Quand le parquet de Paris ordonne une enquête préliminaire sur les finances de l’UMP, et particulièrement sur Jean-François Copé et les marchés conclus avantageusement avec la société Bygmalion de son acolyte Bastien Millot (accessoirement expert média chez Jean-Marc Morandini, sur Europe 1 , avant de se retirer ce 11 mars), c’est à ne plus y tenir. Pour repartir de plus belle. Et l’affaire Cahuzac de revenir sur le terrain à travers les aveux d’une épouse congédiée révélant l’existence d’un compte sur l’île de Man.

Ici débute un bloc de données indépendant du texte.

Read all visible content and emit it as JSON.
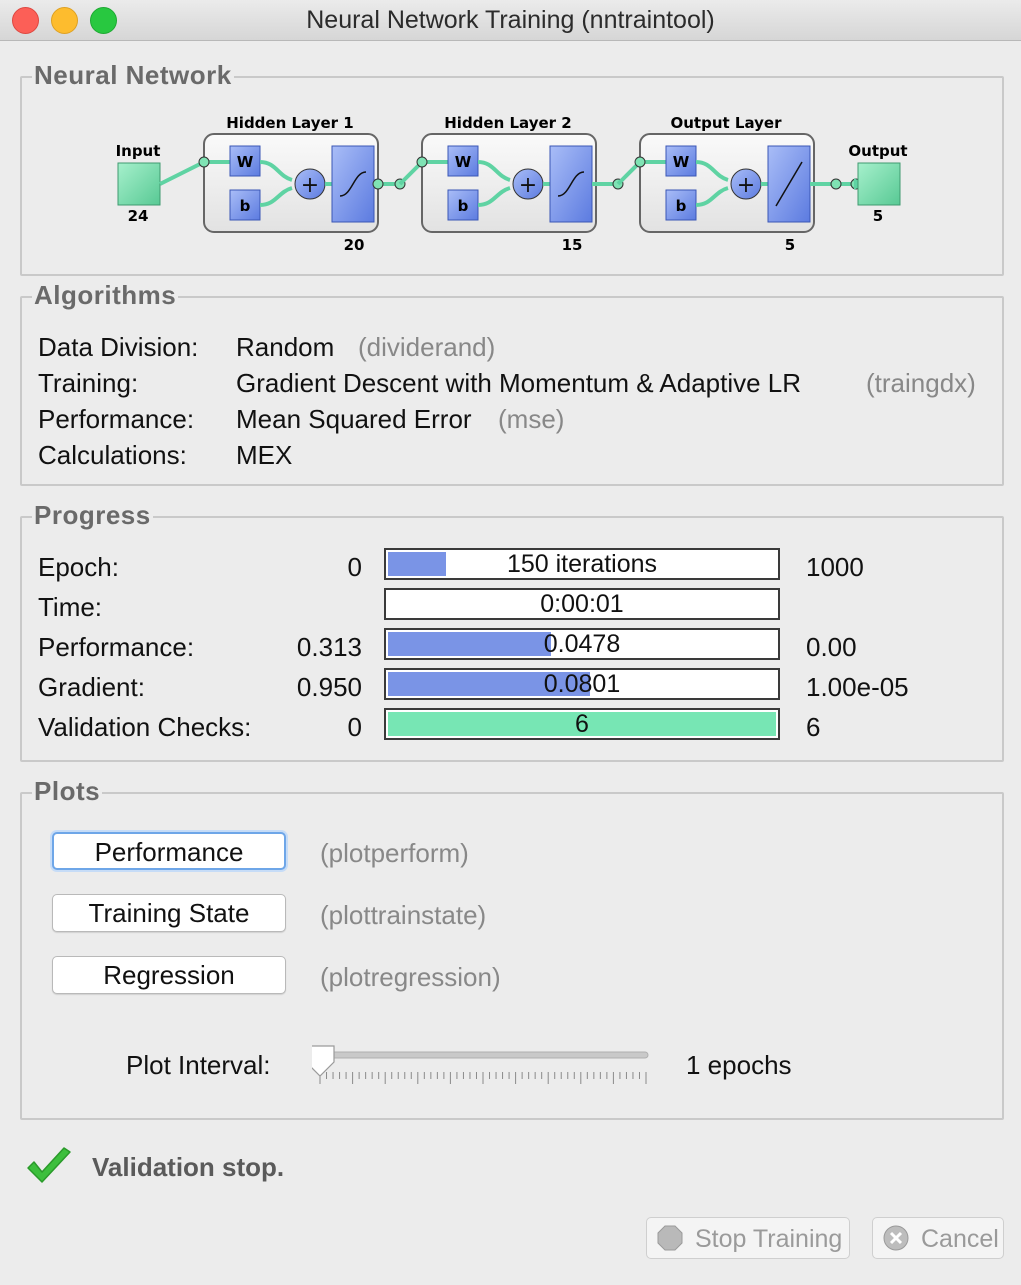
{
  "window": {
    "title": "Neural Network Training (nntraintool)"
  },
  "network": {
    "section_title": "Neural Network",
    "input": {
      "label": "Input",
      "size": "24"
    },
    "layers": [
      {
        "title": "Hidden Layer 1",
        "w": "W",
        "b": "b",
        "size": "20",
        "transfer": "sigmoid"
      },
      {
        "title": "Hidden Layer 2",
        "w": "W",
        "b": "b",
        "size": "15",
        "transfer": "sigmoid"
      },
      {
        "title": "Output Layer",
        "w": "W",
        "b": "b",
        "size": "5",
        "transfer": "linear"
      }
    ],
    "output": {
      "label": "Output",
      "size": "5"
    },
    "colors": {
      "io": "#7fe3b4",
      "weight": "#7f9cf0",
      "connector": "#5fd3a3"
    }
  },
  "algorithms": {
    "section_title": "Algorithms",
    "rows": [
      {
        "label": "Data Division:",
        "value": "Random",
        "func": "(dividerand)"
      },
      {
        "label": "Training:",
        "value": "Gradient Descent with Momentum & Adaptive LR",
        "func": "(traingdx)"
      },
      {
        "label": "Performance:",
        "value": "Mean Squared Error",
        "func": "(mse)"
      },
      {
        "label": "Calculations:",
        "value": "MEX",
        "func": ""
      }
    ]
  },
  "progress": {
    "section_title": "Progress",
    "rows": [
      {
        "label": "Epoch:",
        "start": "0",
        "bar_text": "150 iterations",
        "end": "1000",
        "fill_fraction": 0.15,
        "fill_color": "#7a94e6"
      },
      {
        "label": "Time:",
        "start": "",
        "bar_text": "0:00:01",
        "end": "",
        "fill_fraction": 0,
        "fill_color": "#7a94e6"
      },
      {
        "label": "Performance:",
        "start": "0.313",
        "bar_text": "0.0478",
        "end": "0.00",
        "fill_fraction": 0.42,
        "fill_color": "#7a94e6"
      },
      {
        "label": "Gradient:",
        "start": "0.950",
        "bar_text": "0.0801",
        "end": "1.00e-05",
        "fill_fraction": 0.52,
        "fill_color": "#7a94e6"
      },
      {
        "label": "Validation Checks:",
        "start": "0",
        "bar_text": "6",
        "end": "6",
        "fill_fraction": 1.0,
        "fill_color": "#77e6b4"
      }
    ]
  },
  "plots": {
    "section_title": "Plots",
    "buttons": [
      {
        "label": "Performance",
        "func": "(plotperform)"
      },
      {
        "label": "Training State",
        "func": "(plottrainstate)"
      },
      {
        "label": "Regression",
        "func": "(plotregression)"
      }
    ],
    "interval_label": "Plot Interval:",
    "interval_value": "1 epochs",
    "interval_fraction": 0.0
  },
  "status": {
    "icon": "checkmark-icon",
    "text": "Validation stop.",
    "color": "#3cbf3c"
  },
  "footer": {
    "stop_label": "Stop Training",
    "cancel_label": "Cancel"
  }
}
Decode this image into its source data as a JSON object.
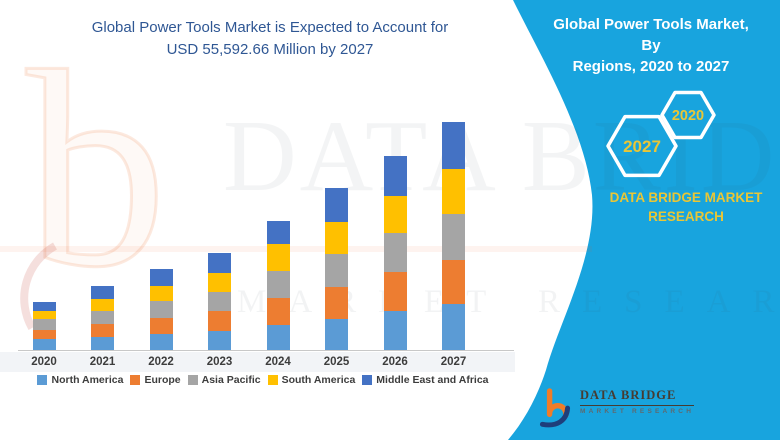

Et d’aller encore chasser, traquer la ministre de la Justice en visite au tribunal de Bobigny ou à l’Élysée pour un rendez-vous présidentiel privé. Elle s’est expliquée au sortir du Conseil des ministres, elle a répondu à une interview au Monde, elle est encore au « Grand Journal » de Canal[^2]. Pourtant peu coutumiers du fait, même les journaux de 8 heures de France Inter se sont mis à ce story telling

Faut bien faire durer. Il convient d’alimenter le récit, de capter l’attention encore et encore, de nourrir son sujet à coups d’épisodes, sans cesse renouvelés, de tirer les fils, l’un succédant à l’autre. D’exacerber les « coups de théâtre » , de rajouter du «  rebondissement  », des « sous pression » , de spectaculariser toutes les affaires, sans rien apporter de nouveau. Pour une information sans distance, sans discernement ni recul, sans réelle analyse ni décryptage. Qu’importe, « vous l’avez suivi en direct ».

[^2]: Où Antoine de Caunes a dit son admiration pour le dernier livre de Christiane Taubira.